Больше историй

1 апреля 2024 г. 06:35

216

Лунатики

В первый раз, это удивительное событие случилось весенней ночью.
Я люблю просыпаться по ночам.. лишь для того, чтобы с наслаждением смотреть как рядом со мной спит возлюбленная.
Какой-то нежный вид лунатизма.
Я до сих пор не могу поверить в это счастье, и никогда до конца не поверю, сколько бы не прожил: самая прекрасная женщина на земле, спит рядом со мной.. боже мой! Возможно ли это?
После всех наших ссор, ада расставаний?
Так вот она какая, весна в аду: ты просто однажды утром просыпаешься с ангелом в одной постели, и крылья его — как сирень на заре: ангел в лиловой пижамке..

Может ли человек вынести такое безграничное счастье?
Мне иногда кажется, что у меня сердце разорвётся от счастья..
Ночь. За окном — улица, фонарь: аптеки не видно (за домом).
Сердце тепло и ласково бьётся как бы возле меня, между нами: между мной и любимой.
Я ощущаю сердцем — малейшие складочки постели, тепло любимой и даже её дыхание, хотя оно нежно-далеко, на расстоянии касания.
Так у женщин, иногда, во время месячных, кожа становится необычайно чувствительной, так что кажется, футболка или ночнушка, надеты сразу на душу и боль, и если кто-то касается одежды, то ты ощущаешь малейшую складочку боли..
Всё как в отношениях на расставании, когда сердце кровоточит.. когда сердце одето в конверт, словно в смирительную рубашку: к слову, один из эмпатических кошмаров моей юности.
Я тогда впервые узнал о месячных, что и как.
Уже не помню как именно моя мысль свернула в тёмный переулочек этой идеи: я представил себе несчастную девушку в больнице психиатрической, в смирительной рубашке. У неё месячные, она любит, её перебинтованные запястья намокают кровью, и её пол, словно бы раненый, истекает кровью, и слёзы текут из её глаз и она кричит и плачет в одинокой и тёмной палате, пытается высвободиться и некому ей помочь..
Боже, я до слёз, очень часто по ночам, переживал этот кошмарный образ: мне хотелось помочь этой неведомой женщине: туго завёрнутый в одеяло, как в смирительную рубашку, я рвался к ней..
Было в этом что-то роковое, пусть и в гротеске символа, но предчувствием моей самой большой любви..

Возможно ли такое? Просто умереть от счастья, лёжа рядом с любимой, пройдя ад отношений?
Почувствует ли её сон это? Приснюсь ли я ей как-то блаженно и странно?
Я могу стать её сном… боже мой, как искусительно!
Я стану её нежным дыханием и улыбкой во сне.
Я сольюсь с любимой так тепло, трепетно и нежно, как не бывает в сексе: моя душа обнимет тело её, навсегда..
Это же чистый рай..
Нет, это больше чем может дать рай.

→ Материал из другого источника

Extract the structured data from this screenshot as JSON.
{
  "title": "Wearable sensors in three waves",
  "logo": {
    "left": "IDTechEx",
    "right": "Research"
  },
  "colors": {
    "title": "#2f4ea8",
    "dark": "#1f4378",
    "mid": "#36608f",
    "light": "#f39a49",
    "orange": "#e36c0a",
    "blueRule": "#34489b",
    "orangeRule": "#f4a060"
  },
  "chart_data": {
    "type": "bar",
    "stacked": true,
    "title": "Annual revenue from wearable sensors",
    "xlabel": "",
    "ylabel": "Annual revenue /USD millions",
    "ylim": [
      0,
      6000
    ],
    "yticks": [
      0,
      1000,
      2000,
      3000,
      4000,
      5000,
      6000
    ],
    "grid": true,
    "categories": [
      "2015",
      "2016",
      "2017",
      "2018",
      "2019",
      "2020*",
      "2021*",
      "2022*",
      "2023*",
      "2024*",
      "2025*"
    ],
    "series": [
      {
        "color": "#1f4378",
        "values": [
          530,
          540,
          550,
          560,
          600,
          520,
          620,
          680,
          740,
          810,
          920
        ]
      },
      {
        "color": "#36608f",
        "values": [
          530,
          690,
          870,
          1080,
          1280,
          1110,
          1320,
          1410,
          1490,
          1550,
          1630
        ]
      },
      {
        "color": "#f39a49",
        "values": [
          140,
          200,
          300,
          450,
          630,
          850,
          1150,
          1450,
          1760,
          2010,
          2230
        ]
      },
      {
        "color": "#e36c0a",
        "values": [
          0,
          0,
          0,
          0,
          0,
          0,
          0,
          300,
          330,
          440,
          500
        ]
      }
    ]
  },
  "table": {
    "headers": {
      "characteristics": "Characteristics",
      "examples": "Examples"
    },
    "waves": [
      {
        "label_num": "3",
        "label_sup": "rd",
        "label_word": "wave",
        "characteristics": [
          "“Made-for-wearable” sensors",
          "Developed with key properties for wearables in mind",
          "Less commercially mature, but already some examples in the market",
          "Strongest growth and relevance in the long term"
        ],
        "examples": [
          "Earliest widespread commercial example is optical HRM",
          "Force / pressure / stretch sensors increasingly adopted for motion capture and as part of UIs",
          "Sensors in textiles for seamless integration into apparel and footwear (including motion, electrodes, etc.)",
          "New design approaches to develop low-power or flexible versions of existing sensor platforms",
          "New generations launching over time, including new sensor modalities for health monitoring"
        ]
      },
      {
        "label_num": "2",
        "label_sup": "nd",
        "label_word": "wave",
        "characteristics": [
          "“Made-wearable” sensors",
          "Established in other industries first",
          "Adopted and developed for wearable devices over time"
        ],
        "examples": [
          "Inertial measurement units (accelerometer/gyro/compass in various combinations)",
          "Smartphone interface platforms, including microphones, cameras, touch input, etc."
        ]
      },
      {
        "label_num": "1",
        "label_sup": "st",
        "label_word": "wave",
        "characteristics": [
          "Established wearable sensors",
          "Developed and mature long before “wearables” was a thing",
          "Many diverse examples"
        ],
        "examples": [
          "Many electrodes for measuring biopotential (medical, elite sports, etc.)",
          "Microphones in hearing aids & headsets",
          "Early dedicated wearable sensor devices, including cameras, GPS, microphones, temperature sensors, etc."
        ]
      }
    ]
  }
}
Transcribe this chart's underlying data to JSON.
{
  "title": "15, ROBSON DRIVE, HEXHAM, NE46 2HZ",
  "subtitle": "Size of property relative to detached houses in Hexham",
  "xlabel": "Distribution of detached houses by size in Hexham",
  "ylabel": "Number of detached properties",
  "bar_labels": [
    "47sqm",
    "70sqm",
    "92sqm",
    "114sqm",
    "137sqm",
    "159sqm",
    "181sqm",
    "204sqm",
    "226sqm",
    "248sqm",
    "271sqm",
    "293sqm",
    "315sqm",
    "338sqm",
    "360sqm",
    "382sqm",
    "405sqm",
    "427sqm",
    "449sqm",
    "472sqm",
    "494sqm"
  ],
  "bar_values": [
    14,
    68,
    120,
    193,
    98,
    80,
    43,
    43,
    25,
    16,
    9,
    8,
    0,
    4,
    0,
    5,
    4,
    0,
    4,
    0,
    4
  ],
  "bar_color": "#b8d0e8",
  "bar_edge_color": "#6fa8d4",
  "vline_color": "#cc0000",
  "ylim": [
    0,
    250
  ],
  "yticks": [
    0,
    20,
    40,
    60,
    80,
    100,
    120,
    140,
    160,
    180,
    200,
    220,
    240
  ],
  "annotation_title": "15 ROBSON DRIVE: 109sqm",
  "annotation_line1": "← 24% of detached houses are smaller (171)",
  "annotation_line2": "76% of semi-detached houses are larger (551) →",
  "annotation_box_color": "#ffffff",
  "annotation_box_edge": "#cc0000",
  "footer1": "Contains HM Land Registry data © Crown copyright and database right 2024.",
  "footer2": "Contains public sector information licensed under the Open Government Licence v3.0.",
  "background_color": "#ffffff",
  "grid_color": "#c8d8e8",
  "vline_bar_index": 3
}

Вот что удивительно. И это.. чуточку пугает.
Ведь это даже невозможно помыслить, помечтать, не то что человеку, но и ангелу: столь самозабвенно любить человека, что желаешь отказаться от всего, что тебя с ним разлучает, даже если это.. рай и бессмертие. Да, бывает и такое.
Ах, лишь в предельном аду любви понимаешь, что ради любимой можно легко отказаться от большей части себя: от обид, гордыни, страхов, сомнений, ложных надежд, эгоизма..
Да что там: можно отказаться и от себя..

Всем известна гениальная овидиева сказка Кафки о превращении человека в жучка, но почему-то в литературе совершенно ещё нет ничего о другом превращении, не менее таинственном, о превращении в любви, когда человек полностью меняет свою нравственную и даже физическую природу, ради любви, только бы быть с любимой рядом.
В конце концов, что есть человек, или звезда? Звезда после вспышки сверхновой, становится морями, закатами, ласковым шумом листвы, стихами и поцелуем влюблённых в вечернем парке и даже стихом.
Человек до рождения.. кем он был? Травой, закатом, сиренью в апрельском парке. И после смерти он вновь будет сиренью, прибоем морским и даже стихом. Ну и чуточку бессмертной душой в небесах. У кого как.
Боже, какими бесконечно наивными в этом плане кажутся слова психологов и других детей жизни, что человек в таком случае теряет себя в любви!
Наоборот: обретает себя. Где любовь и любимый человек, там и сердце человека, его подлинное Я, его жизнь и рай.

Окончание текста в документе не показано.